The study of languages and their grammar, which includes rules like punctuation, parts of speech, and their order, is called linguistics. The study of linguistics becomes very important for those who are interested in creating their own programming languages as much of the subject areas overlap. Within linguistics, the governing rules of a language are referred to as a language’s syntax.
Referring back to the Thaves quote, even though we can infer the meaning behind what the caveman is trying to say, the order of his words is syntactically incorrect. English syntax would dictate the he should have structured the sentence starting with a noun, and then a verb, followed by a direct object, and so on. The correct syntax for this sentence should have been, “We’ve got words down pretty good. Now we should invent syntax!” The meaning has not changed in this corrected sentence, but the order of the words is now consistent with what has been agreed upon in English as the correct way to state the idea.

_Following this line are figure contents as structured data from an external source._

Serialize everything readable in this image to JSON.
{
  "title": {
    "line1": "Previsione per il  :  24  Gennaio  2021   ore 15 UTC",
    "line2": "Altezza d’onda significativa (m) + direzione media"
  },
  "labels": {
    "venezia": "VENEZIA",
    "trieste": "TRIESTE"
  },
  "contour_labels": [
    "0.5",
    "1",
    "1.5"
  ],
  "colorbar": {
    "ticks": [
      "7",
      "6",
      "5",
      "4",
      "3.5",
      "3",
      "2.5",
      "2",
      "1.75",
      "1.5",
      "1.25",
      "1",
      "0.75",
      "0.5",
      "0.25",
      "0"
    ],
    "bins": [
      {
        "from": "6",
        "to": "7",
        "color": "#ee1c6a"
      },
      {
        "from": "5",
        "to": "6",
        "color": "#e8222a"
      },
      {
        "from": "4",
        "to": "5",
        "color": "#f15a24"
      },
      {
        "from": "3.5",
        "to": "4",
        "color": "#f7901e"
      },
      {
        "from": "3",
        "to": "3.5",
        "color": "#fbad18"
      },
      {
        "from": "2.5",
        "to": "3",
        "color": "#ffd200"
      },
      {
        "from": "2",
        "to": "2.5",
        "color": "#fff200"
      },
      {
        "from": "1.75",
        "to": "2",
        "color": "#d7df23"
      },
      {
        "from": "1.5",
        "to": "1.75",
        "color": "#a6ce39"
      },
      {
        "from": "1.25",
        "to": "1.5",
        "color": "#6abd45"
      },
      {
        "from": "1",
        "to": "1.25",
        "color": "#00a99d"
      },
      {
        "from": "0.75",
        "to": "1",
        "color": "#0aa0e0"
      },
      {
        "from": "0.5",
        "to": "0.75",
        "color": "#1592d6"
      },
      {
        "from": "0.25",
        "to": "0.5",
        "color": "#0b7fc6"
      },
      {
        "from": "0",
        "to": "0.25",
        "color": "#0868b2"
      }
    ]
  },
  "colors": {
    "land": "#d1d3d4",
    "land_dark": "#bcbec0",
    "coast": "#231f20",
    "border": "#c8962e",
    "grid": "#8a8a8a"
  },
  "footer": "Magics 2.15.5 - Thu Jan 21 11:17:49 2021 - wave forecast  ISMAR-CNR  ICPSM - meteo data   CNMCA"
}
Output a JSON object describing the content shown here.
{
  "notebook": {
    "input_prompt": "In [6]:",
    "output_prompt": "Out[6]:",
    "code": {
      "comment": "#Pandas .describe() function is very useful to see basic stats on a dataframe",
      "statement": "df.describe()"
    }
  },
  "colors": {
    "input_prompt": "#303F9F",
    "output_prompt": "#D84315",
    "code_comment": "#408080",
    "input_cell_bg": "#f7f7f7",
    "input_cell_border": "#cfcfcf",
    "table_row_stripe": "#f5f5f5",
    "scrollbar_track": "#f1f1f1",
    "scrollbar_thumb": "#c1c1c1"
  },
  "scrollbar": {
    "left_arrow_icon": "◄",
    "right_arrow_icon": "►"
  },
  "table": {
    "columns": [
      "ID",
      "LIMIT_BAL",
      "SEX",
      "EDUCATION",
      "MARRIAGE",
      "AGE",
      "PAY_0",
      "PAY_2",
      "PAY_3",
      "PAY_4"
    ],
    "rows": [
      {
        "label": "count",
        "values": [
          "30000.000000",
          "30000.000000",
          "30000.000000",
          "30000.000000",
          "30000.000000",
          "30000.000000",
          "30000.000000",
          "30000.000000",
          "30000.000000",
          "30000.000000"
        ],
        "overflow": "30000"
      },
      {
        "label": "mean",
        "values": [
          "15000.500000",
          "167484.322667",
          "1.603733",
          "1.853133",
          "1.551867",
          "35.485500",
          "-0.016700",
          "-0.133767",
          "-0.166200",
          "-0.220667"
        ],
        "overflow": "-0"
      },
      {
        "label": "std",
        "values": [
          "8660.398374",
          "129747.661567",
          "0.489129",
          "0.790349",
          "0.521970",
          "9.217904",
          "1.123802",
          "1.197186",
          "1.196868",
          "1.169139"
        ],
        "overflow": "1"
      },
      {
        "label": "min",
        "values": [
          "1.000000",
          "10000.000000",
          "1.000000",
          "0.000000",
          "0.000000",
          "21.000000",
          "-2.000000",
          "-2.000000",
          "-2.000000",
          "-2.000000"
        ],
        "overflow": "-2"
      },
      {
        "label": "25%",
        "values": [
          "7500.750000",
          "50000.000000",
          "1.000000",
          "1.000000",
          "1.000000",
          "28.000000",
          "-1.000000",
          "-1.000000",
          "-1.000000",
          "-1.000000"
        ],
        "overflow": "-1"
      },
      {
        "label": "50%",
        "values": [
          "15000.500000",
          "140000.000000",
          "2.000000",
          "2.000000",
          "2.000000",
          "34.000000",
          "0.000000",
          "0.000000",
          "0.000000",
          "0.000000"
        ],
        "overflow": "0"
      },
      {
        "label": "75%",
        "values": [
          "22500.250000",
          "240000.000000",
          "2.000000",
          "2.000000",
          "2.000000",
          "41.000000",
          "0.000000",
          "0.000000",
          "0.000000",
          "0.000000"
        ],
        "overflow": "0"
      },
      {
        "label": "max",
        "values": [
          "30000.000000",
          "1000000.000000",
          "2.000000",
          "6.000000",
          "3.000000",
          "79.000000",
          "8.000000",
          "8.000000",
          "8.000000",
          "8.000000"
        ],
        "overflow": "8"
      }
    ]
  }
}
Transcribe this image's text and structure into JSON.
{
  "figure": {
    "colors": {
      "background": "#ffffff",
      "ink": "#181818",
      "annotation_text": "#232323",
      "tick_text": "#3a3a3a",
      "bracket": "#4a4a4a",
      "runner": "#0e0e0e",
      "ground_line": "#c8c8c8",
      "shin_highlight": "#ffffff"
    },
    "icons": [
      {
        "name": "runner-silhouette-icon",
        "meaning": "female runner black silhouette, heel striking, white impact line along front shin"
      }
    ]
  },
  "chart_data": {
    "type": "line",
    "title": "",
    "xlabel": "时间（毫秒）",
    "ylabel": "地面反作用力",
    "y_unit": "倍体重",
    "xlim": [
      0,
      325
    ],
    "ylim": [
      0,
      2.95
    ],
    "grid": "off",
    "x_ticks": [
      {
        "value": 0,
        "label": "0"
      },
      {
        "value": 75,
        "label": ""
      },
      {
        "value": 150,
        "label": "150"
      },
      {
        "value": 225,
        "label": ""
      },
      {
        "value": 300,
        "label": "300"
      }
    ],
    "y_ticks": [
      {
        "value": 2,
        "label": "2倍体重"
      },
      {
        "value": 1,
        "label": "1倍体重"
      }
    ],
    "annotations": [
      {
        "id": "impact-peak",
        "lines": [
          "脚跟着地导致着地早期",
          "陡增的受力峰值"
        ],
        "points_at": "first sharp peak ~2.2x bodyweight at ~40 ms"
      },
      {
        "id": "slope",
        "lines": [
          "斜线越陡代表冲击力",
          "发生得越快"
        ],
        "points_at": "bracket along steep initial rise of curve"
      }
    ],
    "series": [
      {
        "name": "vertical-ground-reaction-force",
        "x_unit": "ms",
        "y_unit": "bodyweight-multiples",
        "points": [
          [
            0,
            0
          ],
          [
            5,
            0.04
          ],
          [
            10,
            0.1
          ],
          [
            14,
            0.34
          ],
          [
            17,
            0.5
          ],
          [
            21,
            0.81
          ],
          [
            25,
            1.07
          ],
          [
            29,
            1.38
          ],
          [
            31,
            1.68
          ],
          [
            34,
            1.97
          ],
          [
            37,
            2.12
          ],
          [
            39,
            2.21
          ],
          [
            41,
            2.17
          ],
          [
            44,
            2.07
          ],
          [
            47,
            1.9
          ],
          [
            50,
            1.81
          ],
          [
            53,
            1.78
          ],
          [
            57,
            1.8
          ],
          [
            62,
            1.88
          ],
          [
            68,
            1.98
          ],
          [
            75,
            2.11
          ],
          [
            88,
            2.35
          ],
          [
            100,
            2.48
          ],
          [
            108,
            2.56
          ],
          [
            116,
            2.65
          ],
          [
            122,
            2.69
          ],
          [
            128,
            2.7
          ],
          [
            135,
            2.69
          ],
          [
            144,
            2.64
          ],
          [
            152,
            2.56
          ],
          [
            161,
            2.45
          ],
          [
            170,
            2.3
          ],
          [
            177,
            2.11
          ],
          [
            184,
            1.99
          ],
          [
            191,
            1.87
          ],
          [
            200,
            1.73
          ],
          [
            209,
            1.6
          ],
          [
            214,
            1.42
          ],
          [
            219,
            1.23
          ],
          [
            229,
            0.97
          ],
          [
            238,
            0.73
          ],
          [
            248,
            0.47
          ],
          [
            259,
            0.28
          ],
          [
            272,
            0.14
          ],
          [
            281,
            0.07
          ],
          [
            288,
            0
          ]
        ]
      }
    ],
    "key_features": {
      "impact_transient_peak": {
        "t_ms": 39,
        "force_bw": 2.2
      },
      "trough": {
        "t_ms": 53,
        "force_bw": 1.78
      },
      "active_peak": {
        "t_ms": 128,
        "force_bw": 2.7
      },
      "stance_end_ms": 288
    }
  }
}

The connotative meaning derived from this properly formatted or syntactically correct sentence is called semantics. As demonstrated earlier, it is possible to have a syntactically correct sentence that is semantically meaningless. These concepts apply equally as well to coded or symbolic language as they do to spoken or written language. For our purposes, it is extremely important that all sentences or code units are both syntactically correct and semantically meaningful as the computer will not be able to interpret your code otherwise. Understanding both syntax and semantics will be very important in your software engineering journey as it will help you best diagnose where potential errors or unexpected behaviors are occurring in your software.
Exercise 3-2
- 1.Which of the following sentences has a syntax error?
- A)
computer science is the study of computation
- B)
a2 + b2 equals c squared
- C)
Software engineering
- D)
All of the above.
- A)
- 2.Which of the following sentences has the most semantic meaning?
- A)
Where did you learn?
- B)
Albeit underwhelming, the study of superfluous references is of the utmost anxieties.
- C)
“Turing Tests” were named after Alan Turing who came up with the idea for measuring artificial intelligence.
- D)
All of the above.
- A)
Summary
In this chapter, you’ve learned the contextual foundation that you will need in order to build your software engineering skill set. Do not move on from this chapter until you feel like you can do the exercises from this chapter in your sleep. You should be able to create and delete files and folders and navigate up and down a tree of files in a file system from the command line with ease. You should also have a thorough understanding of the difference between syntax and semantics and their corresponding impact on spoken and coded languages. In the next chapter, you will begin to get to know the Scala language using mathematical expressions and variable assignments, similar to the work that early computer scientists started with.